On March 17, 2014, the next day after the Crimean status referendum, Glazyev became one of the first seven persons who were put by President Obama under executive sanctions. The sanctions freeze his assets in the US and ban him from entering the United States.[3]

Political positions[edit]

In August 2013 Glazyev said that stating that all Ukrainians favor Ukraine to integrate in the European Union "is some kind of sick self-delusion"[4] and, citing a December 2012 poll,[5] said "sociological surveys by Ukrainian sociological services say something different: 35% of people prefer the European Union and 40% the Customs Union".[4] He blamed "numerous political scientists and experts, who have fed on European and American grants for 20 years, and a whole generation of diplomats and bureaucrats that has appeared after the years of the ‘orange’ hysteria, who are carrying out an anti-Russian agenda" and "who are too far from the economy and real life, don’t really know their country’s history and are divorced from its spiritual traditions" for creating "an effect that Ukraine doesn’t want".[4] However opinion polls of Ukrainians that polled support in Ukraine for European Union membership and/or the Customs Union at the time of Glazyev's statements showed Ukrainian sentiment was different at the time with a poll by German state-owned broadcaster Deutsche Welle showing a majority support for EU ascension and polls by Ukrainian research company's RATING and Razumkov Centre indicating more Ukrainians preferred joining the European Union rather than the Custom Union.[6][7][8]

In June 2014, in an interview with the BBC, he called the new President of Ukraine, Petro Poroshenko, illegitimately elected due to the lack of votes in Ukraine´s Easternmost provinces; the signing on the 27th of June 2014 of Ukraine–European Union Association Agreement likewise illegitimate; and he also called Poroshenko a Nazi: "Europe is trying to push Ukraine to sign this agreement by force ... They organised [a] military coup in Ukraine, they helped Nazis to come to power. This Nazi government is bombing the largest region in Ukraine." Asked if he believed Mr Poroshenko was a Nazi he replied: "Of course."[9][nb 1]
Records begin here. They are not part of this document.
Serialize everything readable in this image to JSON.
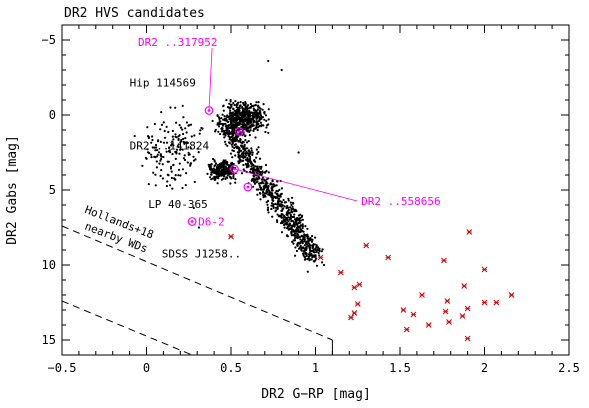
{
  "chart_data": {
    "type": "scatter",
    "title": "DR2 HVS candidates",
    "xlabel": "DR2 G−RP [mag]",
    "ylabel": "DR2 Gabs [mag]",
    "xlim": [
      -0.5,
      2.5
    ],
    "ylim": [
      16,
      -6
    ],
    "y_inverted": true,
    "x_ticks": [
      -0.5,
      0,
      0.5,
      1,
      1.5,
      2,
      2.5
    ],
    "x_tick_labels": [
      "−0.5",
      "0",
      "0.5",
      "1",
      "1.5",
      "2",
      "2.5"
    ],
    "y_ticks": [
      -5,
      0,
      5,
      10,
      15
    ],
    "y_tick_labels": [
      "−5",
      "0",
      "5",
      "10",
      "15"
    ],
    "grid": false,
    "colors": {
      "background_stars": "#000000",
      "hvs_candidates": "#cc0000",
      "highlight": "#ff00ff"
    },
    "series": [
      {
        "style": "black dots (thousands of points, sampled)",
        "clusters": [
          {
            "note": "giant/turnoff clump",
            "x_range": [
              0.35,
              0.85
            ],
            "y_range": [
              -3.0,
              2.5
            ]
          },
          {
            "note": "subgiant band",
            "x_range": [
              0.25,
              0.65
            ],
            "y_range": [
              1.5,
              6.0
            ]
          },
          {
            "note": "lower main sequence",
            "x_range": [
              0.55,
              1.1
            ],
            "y_range": [
              4.5,
              10.2
            ]
          },
          {
            "note": "blue scattered field",
            "x_range": [
              -0.1,
              0.4
            ],
            "y_range": [
              -1.5,
              9.0
            ]
          }
        ],
        "sample_points": [
          {
            "x": -0.07,
            "y": 1.4
          },
          {
            "x": 0.05,
            "y": 0.6
          },
          {
            "x": 0.1,
            "y": 2.8
          },
          {
            "x": 0.15,
            "y": 4.2
          },
          {
            "x": 0.22,
            "y": 1.8
          },
          {
            "x": 0.28,
            "y": 6.2
          },
          {
            "x": 0.31,
            "y": 7.5
          },
          {
            "x": 0.9,
            "y": 2.5
          },
          {
            "x": 1.0,
            "y": 9.0
          },
          {
            "x": 1.05,
            "y": 10.0
          },
          {
            "x": 0.72,
            "y": -3.6
          },
          {
            "x": 0.8,
            "y": -3.0
          }
        ]
      },
      {
        "style": "red crosses (HVS candidates)",
        "points": [
          {
            "x": 0.5,
            "y": 8.1
          },
          {
            "x": 1.03,
            "y": 9.5
          },
          {
            "x": 1.15,
            "y": 10.5
          },
          {
            "x": 1.3,
            "y": 8.7
          },
          {
            "x": 1.43,
            "y": 9.5
          },
          {
            "x": 1.52,
            "y": 13.0
          },
          {
            "x": 1.58,
            "y": 13.3
          },
          {
            "x": 1.23,
            "y": 11.5
          },
          {
            "x": 1.26,
            "y": 11.3
          },
          {
            "x": 1.25,
            "y": 12.6
          },
          {
            "x": 1.23,
            "y": 13.2
          },
          {
            "x": 1.21,
            "y": 13.5
          },
          {
            "x": 1.54,
            "y": 14.3
          },
          {
            "x": 1.63,
            "y": 12.0
          },
          {
            "x": 1.67,
            "y": 14.0
          },
          {
            "x": 1.76,
            "y": 9.7
          },
          {
            "x": 1.78,
            "y": 12.4
          },
          {
            "x": 1.77,
            "y": 13.1
          },
          {
            "x": 1.79,
            "y": 13.8
          },
          {
            "x": 1.88,
            "y": 11.4
          },
          {
            "x": 1.87,
            "y": 13.4
          },
          {
            "x": 1.9,
            "y": 12.9
          },
          {
            "x": 1.91,
            "y": 7.8
          },
          {
            "x": 1.9,
            "y": 14.9
          },
          {
            "x": 2.0,
            "y": 10.3
          },
          {
            "x": 2.0,
            "y": 12.5
          },
          {
            "x": 2.07,
            "y": 12.5
          },
          {
            "x": 2.16,
            "y": 12.0
          }
        ]
      }
    ],
    "highlighted_points": [
      {
        "label": "DR2 ..317952",
        "x": 0.37,
        "y": -0.3
      },
      {
        "label": "",
        "x": 0.55,
        "y": 1.1
      },
      {
        "label": "DR2 ..558656",
        "x": 0.52,
        "y": 3.6
      },
      {
        "label": "",
        "x": 0.6,
        "y": 4.8
      },
      {
        "label": "D6-2",
        "x": 0.27,
        "y": 7.1
      }
    ],
    "annotations": [
      {
        "text": "Hip 114569",
        "x": -0.1,
        "y": -1.9,
        "color": "#000000"
      },
      {
        "text": "DR2 ..141824",
        "x": -0.1,
        "y": 2.3,
        "color": "#000000"
      },
      {
        "text": "LP 40-365",
        "x": 0.01,
        "y": 6.2,
        "color": "#000000"
      },
      {
        "text": "SDSS J1258..",
        "x": 0.09,
        "y": 9.5,
        "color": "#000000"
      },
      {
        "text": "DR2 ..317952",
        "x": -0.05,
        "y": -4.6,
        "color": "#ff00ff",
        "points_to": 0
      },
      {
        "text": "DR2 ..558656",
        "x": 1.27,
        "y": 6.0,
        "color": "#ff00ff",
        "points_to": 2
      },
      {
        "text": "Hollands+18",
        "x": -0.37,
        "y": 6.5,
        "color": "#000000",
        "rotate": 21
      },
      {
        "text": "nearby WDs",
        "x": -0.37,
        "y": 7.6,
        "color": "#000000",
        "rotate": 21
      }
    ],
    "reference_lines": [
      {
        "style": "dashed",
        "from": {
          "x": -0.5,
          "y": 7.4
        },
        "to": {
          "x": 1.1,
          "y": 15.0
        }
      },
      {
        "style": "vertical",
        "from": {
          "x": 1.1,
          "y": 15.0
        },
        "to": {
          "x": 1.1,
          "y": 16.0
        }
      },
      {
        "style": "dashed",
        "from": {
          "x": -0.5,
          "y": 12.4
        },
        "to": {
          "x": 0.27,
          "y": 16.0
        }
      }
    ]
  }
}
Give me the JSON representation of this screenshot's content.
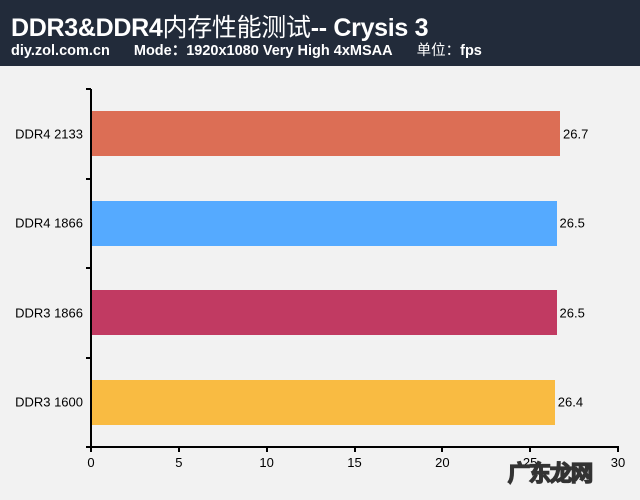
{
  "header": {
    "title_en": "DDR3&DDR4",
    "title_cn": "内存性能测试",
    "title_suffix": "-- Crysis 3",
    "site": "diy.zol.com.cn",
    "mode": "Mode：1920x1080 Very High 4xMSAA",
    "unit_label": "单位：",
    "unit": "fps"
  },
  "watermark": "广东龙网",
  "chart_data": {
    "type": "bar",
    "orientation": "horizontal",
    "title": "DDR3&DDR4内存性能测试-- Crysis 3",
    "subtitle": "diy.zol.com.cn Mode：1920x1080 Very High 4xMSAA 单位：fps",
    "categories": [
      "DDR4 2133",
      "DDR4 1866",
      "DDR3 1866",
      "DDR3 1600"
    ],
    "values": [
      26.7,
      26.5,
      26.5,
      26.4
    ],
    "value_labels": [
      "26.7",
      "26.5",
      "26.5",
      "26.4"
    ],
    "colors": [
      "#dc6e55",
      "#55aaff",
      "#c13a62",
      "#f9bb42"
    ],
    "xlabel": "",
    "ylabel": "",
    "xlim": [
      0,
      30
    ],
    "xticks": [
      "0",
      "5",
      "10",
      "15",
      "20",
      "25",
      "30"
    ],
    "grid": false,
    "legend": "none"
  }
}
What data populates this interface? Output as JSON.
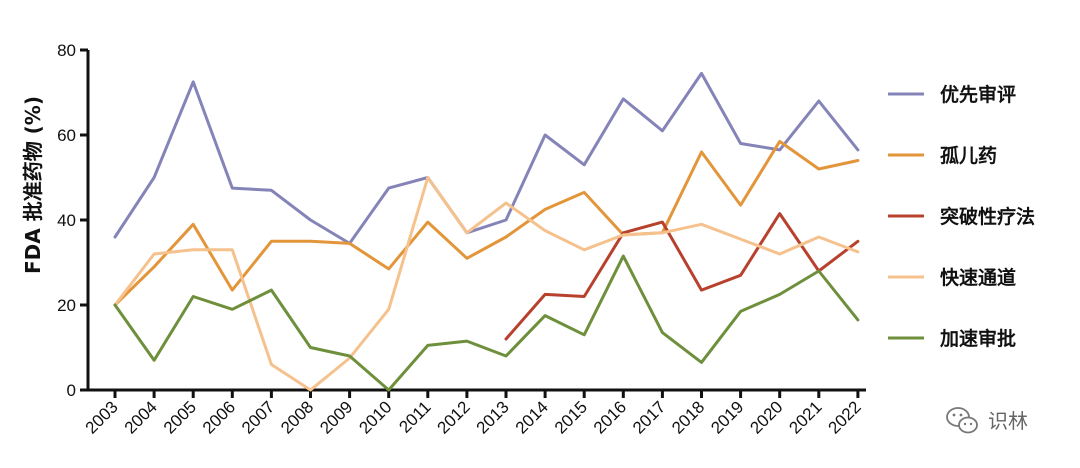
{
  "chart_data": {
    "type": "line",
    "ylabel": "FDA 批准药物 (%)",
    "ylim": [
      0,
      80
    ],
    "yticks": [
      0,
      20,
      40,
      60,
      80
    ],
    "categories": [
      "2003",
      "2004",
      "2005",
      "2006",
      "2007",
      "2008",
      "2009",
      "2010",
      "2011",
      "2012",
      "2013",
      "2014",
      "2015",
      "2016",
      "2017",
      "2018",
      "2019",
      "2020",
      "2021",
      "2022"
    ],
    "legend_position": "right",
    "grid": false,
    "series": [
      {
        "name": "优先审评",
        "color": "#8584b8",
        "values": [
          36,
          50,
          72.5,
          47.5,
          47,
          40,
          34.5,
          47.5,
          50,
          37,
          40,
          60,
          53,
          68.5,
          61,
          74.5,
          58,
          56.5,
          68,
          56.5
        ]
      },
      {
        "name": "孤儿药",
        "color": "#e3953a",
        "values": [
          20,
          29,
          39,
          23.5,
          35,
          35,
          34.5,
          28.5,
          39.5,
          31,
          36,
          42.5,
          46.5,
          36.5,
          37,
          56,
          43.5,
          58.5,
          52,
          54
        ]
      },
      {
        "name": "突破性疗法",
        "color": "#b8412e",
        "values": [
          null,
          null,
          null,
          null,
          null,
          null,
          null,
          null,
          null,
          null,
          12,
          22.5,
          22,
          37,
          39.5,
          23.5,
          27,
          41.5,
          28,
          35
        ]
      },
      {
        "name": "快速通道",
        "color": "#f5c28e",
        "values": [
          20,
          32,
          33,
          33,
          6,
          0,
          7.5,
          19,
          50,
          37,
          44,
          37.5,
          33,
          36.5,
          37,
          39,
          35.5,
          32,
          36,
          32.5
        ]
      },
      {
        "name": "加速审批",
        "color": "#6e8f3c",
        "values": [
          20,
          7,
          22,
          19,
          23.5,
          10,
          8,
          0,
          10.5,
          11.5,
          8,
          17.5,
          13,
          31.5,
          13.5,
          6.5,
          18.5,
          22.5,
          28,
          16.5
        ]
      }
    ]
  },
  "watermark": {
    "text": "识林",
    "icon": "wechat-icon"
  }
}
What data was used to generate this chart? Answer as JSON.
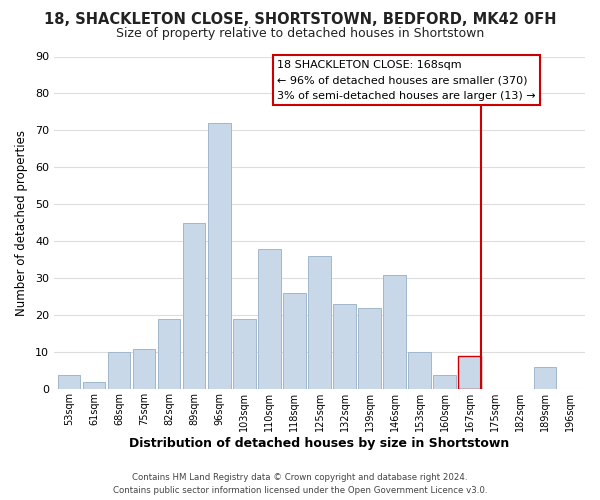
{
  "title": "18, SHACKLETON CLOSE, SHORTSTOWN, BEDFORD, MK42 0FH",
  "subtitle": "Size of property relative to detached houses in Shortstown",
  "xlabel": "Distribution of detached houses by size in Shortstown",
  "ylabel": "Number of detached properties",
  "footer_line1": "Contains HM Land Registry data © Crown copyright and database right 2024.",
  "footer_line2": "Contains public sector information licensed under the Open Government Licence v3.0.",
  "bin_labels": [
    "53sqm",
    "61sqm",
    "68sqm",
    "75sqm",
    "82sqm",
    "89sqm",
    "96sqm",
    "103sqm",
    "110sqm",
    "118sqm",
    "125sqm",
    "132sqm",
    "139sqm",
    "146sqm",
    "153sqm",
    "160sqm",
    "167sqm",
    "175sqm",
    "182sqm",
    "189sqm",
    "196sqm"
  ],
  "bar_heights": [
    4,
    2,
    10,
    11,
    19,
    45,
    72,
    19,
    38,
    26,
    36,
    23,
    22,
    31,
    10,
    4,
    9,
    0,
    0,
    6,
    0
  ],
  "bar_color": "#c8d8e8",
  "bar_edge_color": "#a0b8cc",
  "highlight_bar_index": 16,
  "highlight_line_color": "#cc0000",
  "ylim": [
    0,
    90
  ],
  "yticks": [
    0,
    10,
    20,
    30,
    40,
    50,
    60,
    70,
    80,
    90
  ],
  "annotation_title": "18 SHACKLETON CLOSE: 168sqm",
  "annotation_line1": "← 96% of detached houses are smaller (370)",
  "annotation_line2": "3% of semi-detached houses are larger (13) →",
  "background_color": "#ffffff",
  "title_fontsize": 10.5,
  "subtitle_fontsize": 9
}
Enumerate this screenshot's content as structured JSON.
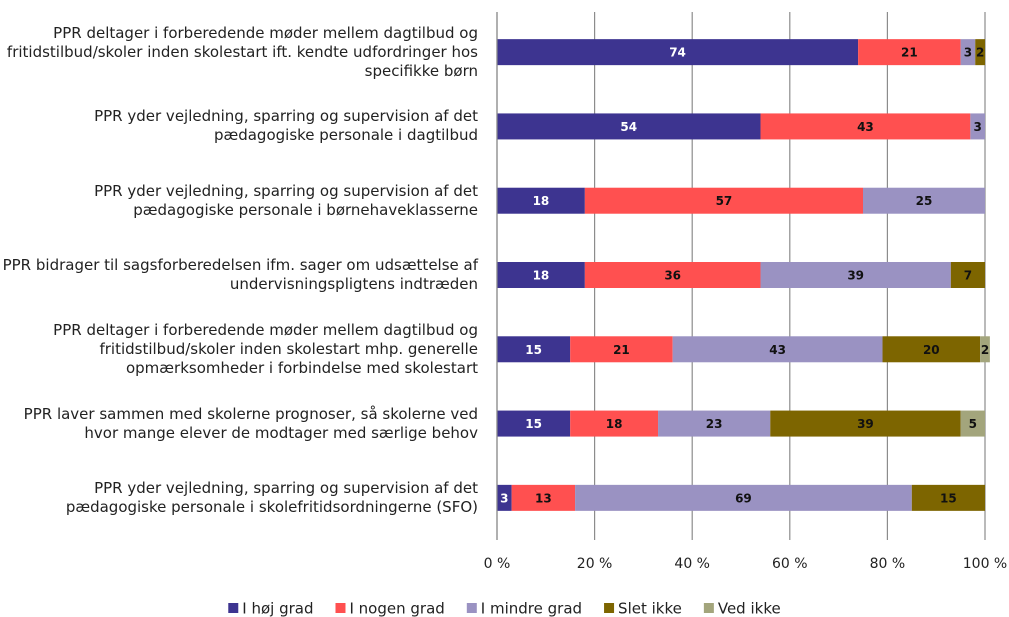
{
  "chart_data": {
    "type": "stacked-barh",
    "categories": [
      "PPR deltager i forberedende møder mellem dagtilbud og fritidstilbud/skoler inden skolestart ift. kendte udfordringer hos specifikke børn",
      "PPR yder vejledning, sparring og supervision af det pædagogiske personale i dagtilbud",
      "PPR yder vejledning, sparring og supervision af det pædagogiske personale i børnehaveklasserne",
      "PPR bidrager til sagsforberedelsen ifm. sager om udsættelse af undervisningspligtens indtræden",
      "PPR deltager i forberedende møder mellem dagtilbud og fritidstilbud/skoler inden skolestart mhp. generelle opmærksomheder i forbindelse med skolestart",
      "PPR laver sammen med skolerne prognoser, så skolerne ved hvor mange elever de modtager med særlige behov",
      "PPR yder vejledning, sparring og supervision af det pædagogiske personale i skolefritidsordningerne (SFO)"
    ],
    "series": [
      {
        "name": "I høj grad",
        "color": "#3d3490",
        "values": [
          74,
          54,
          18,
          18,
          15,
          15,
          3
        ]
      },
      {
        "name": "I nogen grad",
        "color": "#ff5050",
        "values": [
          21,
          43,
          57,
          36,
          21,
          18,
          13
        ]
      },
      {
        "name": "I mindre grad",
        "color": "#9a92c2",
        "values": [
          3,
          3,
          25,
          39,
          43,
          23,
          69
        ]
      },
      {
        "name": "Slet ikke",
        "color": "#7d6500",
        "values": [
          2,
          null,
          null,
          7,
          20,
          39,
          15
        ]
      },
      {
        "name": "Ved ikke",
        "color": "#a3a57c",
        "values": [
          null,
          null,
          null,
          null,
          2,
          5,
          null
        ]
      }
    ],
    "xlim": [
      0,
      100
    ],
    "xticks": [
      {
        "value": 0,
        "label": "0 %"
      },
      {
        "value": 20,
        "label": "20 %"
      },
      {
        "value": 40,
        "label": "40 %"
      },
      {
        "value": 60,
        "label": "60 %"
      },
      {
        "value": 80,
        "label": "80 %"
      },
      {
        "value": 100,
        "label": "100 %"
      }
    ],
    "grid": true,
    "legend": "bottom"
  }
}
On 2 July 2014, Glazyev warned about economic consequences following the association of Ukraine with the European Union, "Be objective — the association with the EU imposed on Ukraine by force is leading to the sharp deterioration of the already poor state of Ukraine's economy, the reduction of its competitiveness, the forcing of Ukrainian goods out of the market and drop in their production, increased unemployment and decreased living standards."[11]


On 5 July 2014, the head of the Security Service of Ukraine (SBU) Valentyn Nalyvaichenko announced that a criminal action was brought against Glazyev under Ukraine’s Criminal Code Article 436 (public appeals for unleashing a military conflict).[12] Glazyev replied that "the SBU in Ukraine exerts the same function as the Gestapo did in the Nazi Germany." In his words, "the SBU is a criminal organization, and its leadership is completely controlled by American secret services."[13]


  1. ^ The same day President Putin's spokesman Dmitry Peskov told Russian media that Glazyev's comments did not reflect the official position of the Russian government.[10]